In an influential essay Virginia Woolf once asked the reader to imagine what would have happened if Shakespeare had a sister. The aim was not to explore a biographical hypothesis but to imagine the fate of a woman as talented and capable as the world’s best known playwright. Woolf went on in her piece to envisage the sort of impediments that would have been put in her way, had there indeed been such a figure and to raise the very definite possibility that her talents would have rusted away unused.
We have come a long way, even in the 80 years since the writing of this essay. Just the recent news of girls outdoing boys at the CBSE exam should tell us how far. And yet there are still so many subtle ways that gender inequality continues. Take the case of Aung San Suu Kyi. In the spirit of the essay if one were to ask, what if she had been a man? How different would things have been?
Would she have been more in the news? And by this I mean on a regular basis and not just when something happens like the recent trial against her for sheltering an American journalist allegedly in violation of the terms of her house arrest. Would we pay more attention to Burma’s repressive military regime?

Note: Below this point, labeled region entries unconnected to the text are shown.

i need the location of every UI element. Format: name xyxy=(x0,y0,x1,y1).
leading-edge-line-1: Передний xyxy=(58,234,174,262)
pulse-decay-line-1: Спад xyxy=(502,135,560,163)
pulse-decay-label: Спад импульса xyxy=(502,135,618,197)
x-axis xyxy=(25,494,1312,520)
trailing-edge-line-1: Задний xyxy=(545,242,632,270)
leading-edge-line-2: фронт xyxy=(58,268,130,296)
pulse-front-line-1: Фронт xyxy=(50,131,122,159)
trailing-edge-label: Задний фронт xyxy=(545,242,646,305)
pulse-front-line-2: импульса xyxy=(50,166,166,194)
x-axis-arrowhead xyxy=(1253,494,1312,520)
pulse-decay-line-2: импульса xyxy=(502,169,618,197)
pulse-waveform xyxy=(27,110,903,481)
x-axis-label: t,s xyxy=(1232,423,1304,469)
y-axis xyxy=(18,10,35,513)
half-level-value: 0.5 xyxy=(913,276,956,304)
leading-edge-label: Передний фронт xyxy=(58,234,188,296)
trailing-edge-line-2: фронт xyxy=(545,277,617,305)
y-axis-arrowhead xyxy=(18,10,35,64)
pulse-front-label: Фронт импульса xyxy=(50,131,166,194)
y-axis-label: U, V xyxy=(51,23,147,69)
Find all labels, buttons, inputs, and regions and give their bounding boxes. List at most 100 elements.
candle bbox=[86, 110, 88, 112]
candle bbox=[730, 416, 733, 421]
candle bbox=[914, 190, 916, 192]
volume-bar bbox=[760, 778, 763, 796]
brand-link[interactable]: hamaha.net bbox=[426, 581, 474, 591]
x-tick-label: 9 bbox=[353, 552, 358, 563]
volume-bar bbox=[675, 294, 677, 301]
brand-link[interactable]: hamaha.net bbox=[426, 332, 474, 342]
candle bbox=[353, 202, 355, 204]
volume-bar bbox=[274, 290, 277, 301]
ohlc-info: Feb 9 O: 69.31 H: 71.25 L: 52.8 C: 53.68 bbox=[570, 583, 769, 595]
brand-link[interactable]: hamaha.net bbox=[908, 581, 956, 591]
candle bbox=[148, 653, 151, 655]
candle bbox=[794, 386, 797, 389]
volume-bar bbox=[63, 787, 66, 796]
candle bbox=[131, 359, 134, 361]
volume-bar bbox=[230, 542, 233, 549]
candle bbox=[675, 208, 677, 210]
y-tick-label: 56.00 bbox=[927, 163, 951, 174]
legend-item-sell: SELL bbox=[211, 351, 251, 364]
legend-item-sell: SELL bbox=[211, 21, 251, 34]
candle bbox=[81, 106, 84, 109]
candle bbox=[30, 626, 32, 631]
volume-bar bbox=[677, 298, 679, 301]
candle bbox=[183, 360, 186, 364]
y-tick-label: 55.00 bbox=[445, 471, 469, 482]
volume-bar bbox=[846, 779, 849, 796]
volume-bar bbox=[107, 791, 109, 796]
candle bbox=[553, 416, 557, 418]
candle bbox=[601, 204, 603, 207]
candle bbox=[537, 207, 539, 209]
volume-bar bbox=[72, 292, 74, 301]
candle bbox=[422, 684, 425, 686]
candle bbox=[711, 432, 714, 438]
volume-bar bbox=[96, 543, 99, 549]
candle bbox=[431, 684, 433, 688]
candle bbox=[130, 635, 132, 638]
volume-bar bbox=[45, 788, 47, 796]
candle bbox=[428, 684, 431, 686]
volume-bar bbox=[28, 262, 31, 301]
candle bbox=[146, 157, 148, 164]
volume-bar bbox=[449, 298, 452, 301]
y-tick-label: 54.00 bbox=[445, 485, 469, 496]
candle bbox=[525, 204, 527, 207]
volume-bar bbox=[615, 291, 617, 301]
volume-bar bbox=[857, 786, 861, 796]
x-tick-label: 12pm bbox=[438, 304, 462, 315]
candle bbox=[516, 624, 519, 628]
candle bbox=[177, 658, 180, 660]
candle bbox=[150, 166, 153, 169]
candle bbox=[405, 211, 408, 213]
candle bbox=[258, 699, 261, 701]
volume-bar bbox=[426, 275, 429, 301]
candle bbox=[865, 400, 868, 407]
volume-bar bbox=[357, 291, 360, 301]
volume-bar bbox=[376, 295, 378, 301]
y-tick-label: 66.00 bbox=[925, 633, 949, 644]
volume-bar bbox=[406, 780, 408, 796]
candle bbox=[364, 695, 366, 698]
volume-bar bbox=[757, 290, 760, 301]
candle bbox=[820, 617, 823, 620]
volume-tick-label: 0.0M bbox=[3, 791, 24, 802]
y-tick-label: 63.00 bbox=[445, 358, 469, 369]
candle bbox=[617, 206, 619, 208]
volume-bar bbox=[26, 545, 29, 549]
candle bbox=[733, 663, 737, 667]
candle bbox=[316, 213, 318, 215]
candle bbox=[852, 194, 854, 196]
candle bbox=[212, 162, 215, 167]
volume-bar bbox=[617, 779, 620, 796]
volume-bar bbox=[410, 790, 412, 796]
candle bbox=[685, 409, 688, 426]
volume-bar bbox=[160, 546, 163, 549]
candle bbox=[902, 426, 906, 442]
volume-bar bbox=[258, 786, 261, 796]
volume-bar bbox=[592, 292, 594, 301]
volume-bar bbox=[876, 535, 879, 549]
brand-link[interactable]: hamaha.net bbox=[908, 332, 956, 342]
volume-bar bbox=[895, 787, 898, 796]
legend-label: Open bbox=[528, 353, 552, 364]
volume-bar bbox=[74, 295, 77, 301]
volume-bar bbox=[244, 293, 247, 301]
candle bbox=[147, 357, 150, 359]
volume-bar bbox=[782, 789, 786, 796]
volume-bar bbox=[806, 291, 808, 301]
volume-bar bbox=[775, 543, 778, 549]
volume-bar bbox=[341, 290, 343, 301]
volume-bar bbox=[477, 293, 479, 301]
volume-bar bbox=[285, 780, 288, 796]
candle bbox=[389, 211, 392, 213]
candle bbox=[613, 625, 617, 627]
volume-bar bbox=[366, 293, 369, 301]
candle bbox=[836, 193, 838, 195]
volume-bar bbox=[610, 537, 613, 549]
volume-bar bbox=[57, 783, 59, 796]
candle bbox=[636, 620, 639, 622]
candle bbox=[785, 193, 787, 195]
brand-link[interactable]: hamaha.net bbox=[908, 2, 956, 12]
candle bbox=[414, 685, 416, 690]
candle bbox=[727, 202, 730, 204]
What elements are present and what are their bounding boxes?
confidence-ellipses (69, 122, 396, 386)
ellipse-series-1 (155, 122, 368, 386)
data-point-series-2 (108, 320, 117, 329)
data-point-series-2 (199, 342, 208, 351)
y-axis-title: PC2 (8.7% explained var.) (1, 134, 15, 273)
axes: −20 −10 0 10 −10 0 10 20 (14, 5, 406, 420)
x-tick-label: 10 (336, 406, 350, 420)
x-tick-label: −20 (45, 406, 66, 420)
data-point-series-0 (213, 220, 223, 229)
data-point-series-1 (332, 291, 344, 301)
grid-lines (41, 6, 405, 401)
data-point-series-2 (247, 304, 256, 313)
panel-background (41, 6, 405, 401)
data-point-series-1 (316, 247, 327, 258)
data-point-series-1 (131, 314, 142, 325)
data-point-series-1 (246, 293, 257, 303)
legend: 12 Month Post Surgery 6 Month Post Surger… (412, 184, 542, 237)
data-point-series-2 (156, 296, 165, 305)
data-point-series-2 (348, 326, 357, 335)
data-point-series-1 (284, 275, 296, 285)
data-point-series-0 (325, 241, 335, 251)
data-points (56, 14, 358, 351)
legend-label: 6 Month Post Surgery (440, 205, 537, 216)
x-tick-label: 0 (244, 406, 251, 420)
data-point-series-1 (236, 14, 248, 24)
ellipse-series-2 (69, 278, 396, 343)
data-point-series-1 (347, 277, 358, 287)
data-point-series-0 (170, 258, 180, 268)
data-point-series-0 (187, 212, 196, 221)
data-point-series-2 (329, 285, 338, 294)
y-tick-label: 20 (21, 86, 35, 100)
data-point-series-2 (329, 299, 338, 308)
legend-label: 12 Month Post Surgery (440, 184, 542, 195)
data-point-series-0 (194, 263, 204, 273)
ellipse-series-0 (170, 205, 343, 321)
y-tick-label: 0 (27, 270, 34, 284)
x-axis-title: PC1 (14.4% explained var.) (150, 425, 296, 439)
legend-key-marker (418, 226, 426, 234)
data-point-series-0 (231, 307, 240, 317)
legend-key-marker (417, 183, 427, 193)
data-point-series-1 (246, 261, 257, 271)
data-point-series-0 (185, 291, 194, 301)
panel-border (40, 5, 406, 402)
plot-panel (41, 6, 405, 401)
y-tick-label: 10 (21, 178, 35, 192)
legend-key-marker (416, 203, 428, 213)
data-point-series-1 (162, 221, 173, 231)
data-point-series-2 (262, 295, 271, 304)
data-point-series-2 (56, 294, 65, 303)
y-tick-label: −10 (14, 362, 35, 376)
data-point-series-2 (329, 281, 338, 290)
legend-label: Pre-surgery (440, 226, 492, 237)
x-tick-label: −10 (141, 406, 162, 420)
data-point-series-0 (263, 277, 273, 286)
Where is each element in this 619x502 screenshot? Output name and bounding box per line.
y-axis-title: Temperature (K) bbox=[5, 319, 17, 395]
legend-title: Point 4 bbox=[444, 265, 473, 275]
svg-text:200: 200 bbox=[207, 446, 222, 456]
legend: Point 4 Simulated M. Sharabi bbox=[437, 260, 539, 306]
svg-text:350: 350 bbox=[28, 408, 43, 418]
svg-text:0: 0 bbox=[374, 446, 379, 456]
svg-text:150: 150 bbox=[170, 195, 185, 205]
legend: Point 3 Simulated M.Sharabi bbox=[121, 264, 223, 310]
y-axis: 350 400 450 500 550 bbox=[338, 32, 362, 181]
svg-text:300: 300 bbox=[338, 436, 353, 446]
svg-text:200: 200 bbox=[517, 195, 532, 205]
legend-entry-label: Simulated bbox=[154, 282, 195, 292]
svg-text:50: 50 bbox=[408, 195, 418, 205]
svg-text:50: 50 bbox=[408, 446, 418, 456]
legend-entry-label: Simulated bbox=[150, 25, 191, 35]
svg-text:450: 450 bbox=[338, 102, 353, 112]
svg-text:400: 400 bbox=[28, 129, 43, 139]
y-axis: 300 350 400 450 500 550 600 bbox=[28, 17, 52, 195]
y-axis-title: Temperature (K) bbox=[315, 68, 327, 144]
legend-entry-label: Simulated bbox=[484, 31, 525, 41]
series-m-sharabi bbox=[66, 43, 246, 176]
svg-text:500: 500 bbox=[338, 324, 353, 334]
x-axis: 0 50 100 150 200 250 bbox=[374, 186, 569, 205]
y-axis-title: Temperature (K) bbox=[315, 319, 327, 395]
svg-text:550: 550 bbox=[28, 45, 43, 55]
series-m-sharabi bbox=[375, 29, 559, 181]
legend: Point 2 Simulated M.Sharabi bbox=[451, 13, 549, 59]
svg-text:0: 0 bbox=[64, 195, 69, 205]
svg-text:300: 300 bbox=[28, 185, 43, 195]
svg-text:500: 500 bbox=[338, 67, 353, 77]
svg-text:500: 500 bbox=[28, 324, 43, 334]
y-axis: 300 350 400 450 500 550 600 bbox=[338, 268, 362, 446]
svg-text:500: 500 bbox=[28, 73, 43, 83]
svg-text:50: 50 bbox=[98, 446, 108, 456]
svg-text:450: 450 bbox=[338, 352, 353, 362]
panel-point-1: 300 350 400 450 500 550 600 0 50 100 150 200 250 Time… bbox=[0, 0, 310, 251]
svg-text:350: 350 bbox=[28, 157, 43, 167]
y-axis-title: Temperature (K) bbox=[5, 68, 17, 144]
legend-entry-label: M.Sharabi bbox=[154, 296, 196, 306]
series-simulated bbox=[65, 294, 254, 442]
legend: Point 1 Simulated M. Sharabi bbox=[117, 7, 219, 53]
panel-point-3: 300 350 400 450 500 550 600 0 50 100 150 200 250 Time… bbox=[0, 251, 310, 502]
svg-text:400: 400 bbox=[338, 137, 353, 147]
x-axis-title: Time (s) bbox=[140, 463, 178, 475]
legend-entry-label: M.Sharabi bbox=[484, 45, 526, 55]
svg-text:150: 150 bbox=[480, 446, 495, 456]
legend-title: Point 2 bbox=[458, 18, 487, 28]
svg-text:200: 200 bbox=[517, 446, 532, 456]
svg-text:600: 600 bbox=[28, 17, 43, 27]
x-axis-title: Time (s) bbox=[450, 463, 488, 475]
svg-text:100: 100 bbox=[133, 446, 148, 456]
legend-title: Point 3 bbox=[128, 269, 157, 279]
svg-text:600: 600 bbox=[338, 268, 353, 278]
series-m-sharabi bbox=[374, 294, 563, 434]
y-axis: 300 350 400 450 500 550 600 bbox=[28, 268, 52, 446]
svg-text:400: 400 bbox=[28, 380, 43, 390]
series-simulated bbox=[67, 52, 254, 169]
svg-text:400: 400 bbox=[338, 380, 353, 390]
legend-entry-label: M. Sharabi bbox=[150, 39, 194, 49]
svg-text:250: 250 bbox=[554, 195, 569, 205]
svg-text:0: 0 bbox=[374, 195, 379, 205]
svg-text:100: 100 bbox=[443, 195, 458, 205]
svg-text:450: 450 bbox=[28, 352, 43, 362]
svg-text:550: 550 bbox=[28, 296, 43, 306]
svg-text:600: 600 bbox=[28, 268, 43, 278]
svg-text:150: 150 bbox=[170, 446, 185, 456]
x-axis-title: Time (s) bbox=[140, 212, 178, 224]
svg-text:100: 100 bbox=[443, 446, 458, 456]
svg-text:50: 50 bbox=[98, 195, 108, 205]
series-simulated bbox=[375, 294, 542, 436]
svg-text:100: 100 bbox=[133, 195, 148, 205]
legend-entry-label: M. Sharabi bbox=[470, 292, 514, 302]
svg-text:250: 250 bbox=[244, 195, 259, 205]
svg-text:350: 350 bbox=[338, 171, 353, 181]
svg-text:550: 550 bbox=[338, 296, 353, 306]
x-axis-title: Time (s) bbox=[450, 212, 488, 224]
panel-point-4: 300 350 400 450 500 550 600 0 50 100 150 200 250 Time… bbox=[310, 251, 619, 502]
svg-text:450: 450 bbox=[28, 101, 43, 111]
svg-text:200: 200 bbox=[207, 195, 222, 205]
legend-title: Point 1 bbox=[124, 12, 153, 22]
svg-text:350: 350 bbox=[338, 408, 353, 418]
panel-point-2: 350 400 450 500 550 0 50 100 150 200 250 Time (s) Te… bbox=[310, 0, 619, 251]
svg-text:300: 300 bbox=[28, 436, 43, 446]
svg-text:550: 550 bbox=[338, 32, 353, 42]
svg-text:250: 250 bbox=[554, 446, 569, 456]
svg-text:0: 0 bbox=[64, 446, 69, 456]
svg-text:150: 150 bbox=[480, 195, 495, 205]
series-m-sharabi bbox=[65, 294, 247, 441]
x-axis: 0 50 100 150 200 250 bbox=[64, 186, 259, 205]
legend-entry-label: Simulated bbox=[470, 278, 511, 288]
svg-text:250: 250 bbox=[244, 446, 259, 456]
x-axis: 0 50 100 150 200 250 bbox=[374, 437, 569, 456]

I remember all through the seventies and the eighties how much of a burning issue apartheid in South Africa was. Not just at the governmental level but for ordinary people, everywhere. There was so much debate on the pros and cons of sanctions and joyous celebration when Nelson Mandela was finally released. Tibet and its charismatic leader, the Dalai Lama occupy a similarly prominent space in our minds at the present time. And now picture Mandela and the Dalai Lama as, well, women.